Sanford was still too groggy to trust himself in a conversation on this topic. It would be easy to let something slip that could increase any suspicions that she might already be harboring. He tried a little Catholic guilt. “She’s your mother too, Jessie.”

“Right. And that means that I know who she is.”

Stone wall. He stayed quiet for a moment before he replied, “I guess I know too.”

“She’s the one who put you here, and it’s her brother who’s keeping you here, I’ll bet my life on that. Damn it, Sang, I came all this way to tell you that it’s not your fault that she’s your mother. Just like it’s not my fault she’s related to me.

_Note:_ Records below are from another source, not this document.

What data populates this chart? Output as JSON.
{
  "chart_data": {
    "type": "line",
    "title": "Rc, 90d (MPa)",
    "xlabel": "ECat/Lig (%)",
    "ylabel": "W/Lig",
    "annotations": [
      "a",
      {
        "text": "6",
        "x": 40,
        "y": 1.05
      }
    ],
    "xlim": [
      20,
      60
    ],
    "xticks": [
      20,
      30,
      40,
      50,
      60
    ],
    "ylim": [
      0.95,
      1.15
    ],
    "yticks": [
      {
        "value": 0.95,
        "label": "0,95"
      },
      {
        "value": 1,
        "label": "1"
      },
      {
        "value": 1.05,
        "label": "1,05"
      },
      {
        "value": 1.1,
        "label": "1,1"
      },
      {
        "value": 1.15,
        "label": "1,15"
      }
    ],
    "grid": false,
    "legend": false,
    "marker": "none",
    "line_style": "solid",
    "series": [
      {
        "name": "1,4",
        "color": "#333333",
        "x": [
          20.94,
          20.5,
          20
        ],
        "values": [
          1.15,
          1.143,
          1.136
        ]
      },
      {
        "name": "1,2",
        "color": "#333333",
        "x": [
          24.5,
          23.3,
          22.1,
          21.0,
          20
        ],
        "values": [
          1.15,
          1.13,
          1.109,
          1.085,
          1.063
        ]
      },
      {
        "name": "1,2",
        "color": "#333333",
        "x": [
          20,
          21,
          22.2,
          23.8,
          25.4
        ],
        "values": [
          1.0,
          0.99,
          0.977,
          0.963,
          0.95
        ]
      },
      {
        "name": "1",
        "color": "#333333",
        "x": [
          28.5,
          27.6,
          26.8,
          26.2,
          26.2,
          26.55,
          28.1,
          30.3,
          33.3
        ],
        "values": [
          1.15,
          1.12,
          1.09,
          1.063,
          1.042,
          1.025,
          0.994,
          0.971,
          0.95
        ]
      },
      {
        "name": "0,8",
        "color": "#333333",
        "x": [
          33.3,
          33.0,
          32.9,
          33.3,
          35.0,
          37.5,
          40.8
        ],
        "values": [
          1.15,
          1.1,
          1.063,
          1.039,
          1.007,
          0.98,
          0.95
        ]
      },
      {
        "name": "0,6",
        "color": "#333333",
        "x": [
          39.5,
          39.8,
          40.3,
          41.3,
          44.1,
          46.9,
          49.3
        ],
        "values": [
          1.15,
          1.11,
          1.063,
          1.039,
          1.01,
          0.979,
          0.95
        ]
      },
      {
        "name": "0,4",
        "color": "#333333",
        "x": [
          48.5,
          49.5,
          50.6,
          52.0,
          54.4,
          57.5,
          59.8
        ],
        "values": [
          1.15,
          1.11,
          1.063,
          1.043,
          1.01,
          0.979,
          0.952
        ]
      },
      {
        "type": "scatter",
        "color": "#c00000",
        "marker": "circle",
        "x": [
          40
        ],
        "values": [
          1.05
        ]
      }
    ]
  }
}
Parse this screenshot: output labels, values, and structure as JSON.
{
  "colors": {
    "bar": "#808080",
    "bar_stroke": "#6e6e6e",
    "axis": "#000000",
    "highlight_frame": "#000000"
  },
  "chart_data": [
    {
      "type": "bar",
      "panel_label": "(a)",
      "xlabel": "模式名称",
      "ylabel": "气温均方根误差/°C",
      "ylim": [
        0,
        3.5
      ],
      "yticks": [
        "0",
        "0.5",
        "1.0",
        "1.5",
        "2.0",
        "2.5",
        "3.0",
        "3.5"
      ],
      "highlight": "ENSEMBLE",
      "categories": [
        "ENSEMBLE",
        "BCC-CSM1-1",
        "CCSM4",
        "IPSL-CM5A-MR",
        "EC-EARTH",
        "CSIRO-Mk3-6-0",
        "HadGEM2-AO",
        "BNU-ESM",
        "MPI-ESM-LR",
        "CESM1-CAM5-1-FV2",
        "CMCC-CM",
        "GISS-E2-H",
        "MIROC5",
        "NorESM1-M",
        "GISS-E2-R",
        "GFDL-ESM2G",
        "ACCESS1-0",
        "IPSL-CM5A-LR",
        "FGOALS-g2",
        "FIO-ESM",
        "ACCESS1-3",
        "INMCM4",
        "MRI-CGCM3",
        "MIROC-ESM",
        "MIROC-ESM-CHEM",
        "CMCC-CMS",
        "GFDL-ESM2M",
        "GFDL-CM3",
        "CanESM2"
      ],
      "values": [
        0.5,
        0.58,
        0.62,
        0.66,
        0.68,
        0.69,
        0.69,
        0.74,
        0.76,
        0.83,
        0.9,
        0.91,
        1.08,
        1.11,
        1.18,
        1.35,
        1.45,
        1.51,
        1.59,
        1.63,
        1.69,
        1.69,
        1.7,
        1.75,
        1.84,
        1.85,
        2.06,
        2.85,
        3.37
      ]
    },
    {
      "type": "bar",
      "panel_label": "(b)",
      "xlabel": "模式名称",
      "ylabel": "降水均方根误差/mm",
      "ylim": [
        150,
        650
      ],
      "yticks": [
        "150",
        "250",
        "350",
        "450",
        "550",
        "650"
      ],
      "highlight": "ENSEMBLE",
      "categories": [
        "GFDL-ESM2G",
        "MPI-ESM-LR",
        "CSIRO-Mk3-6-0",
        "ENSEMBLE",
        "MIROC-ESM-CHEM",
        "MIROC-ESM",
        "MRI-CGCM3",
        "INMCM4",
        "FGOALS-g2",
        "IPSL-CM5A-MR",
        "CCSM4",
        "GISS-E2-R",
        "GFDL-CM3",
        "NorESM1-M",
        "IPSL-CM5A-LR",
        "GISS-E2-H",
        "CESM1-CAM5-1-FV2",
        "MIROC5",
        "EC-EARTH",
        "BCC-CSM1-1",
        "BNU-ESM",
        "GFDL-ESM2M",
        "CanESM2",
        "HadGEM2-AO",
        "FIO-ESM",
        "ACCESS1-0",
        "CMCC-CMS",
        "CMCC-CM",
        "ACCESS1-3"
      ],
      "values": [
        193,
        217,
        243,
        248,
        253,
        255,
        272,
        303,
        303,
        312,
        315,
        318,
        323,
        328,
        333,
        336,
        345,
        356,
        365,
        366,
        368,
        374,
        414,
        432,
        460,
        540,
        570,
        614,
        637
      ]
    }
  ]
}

Everything else that we get in this life comes from how we handle things ourselves.” She had no idea why Sanford whimpered at that, so she just continued. “If I was just a little older, I would have gotten down here a lot sooner than this.”

“I wish you had.”

“All right, that’s bygones for now. But I know something’s wrong here. Why do you walk like that? Do your legs hurt you?”

“No, Jessie. It’s my butt. I fell into some tools and let me tell you, it was no fun. Uncle Stewart laughed at me for being clumsy, but I know that I was. It’s getting better, finally.”

“Did you see a doctor?”

“No. It wasn’t… it didn’t….”

“I’ll speak to him and find out why you got hurt badly enough to be walking that way but he failed to get you any medical help.”

“Jessie, you can’t give him orders. It’s not gonna work. Just don’t do it. You don’t need the trouble.”

“I think you mean
we
don’t need the trouble?”

“Well. Sure. We.”

“Did he take you to a doctor when your back got burned?”

“What? How’d you know about that?”

“When you were sweating outside, I could see the scar right through your T-shirt. Turn over.”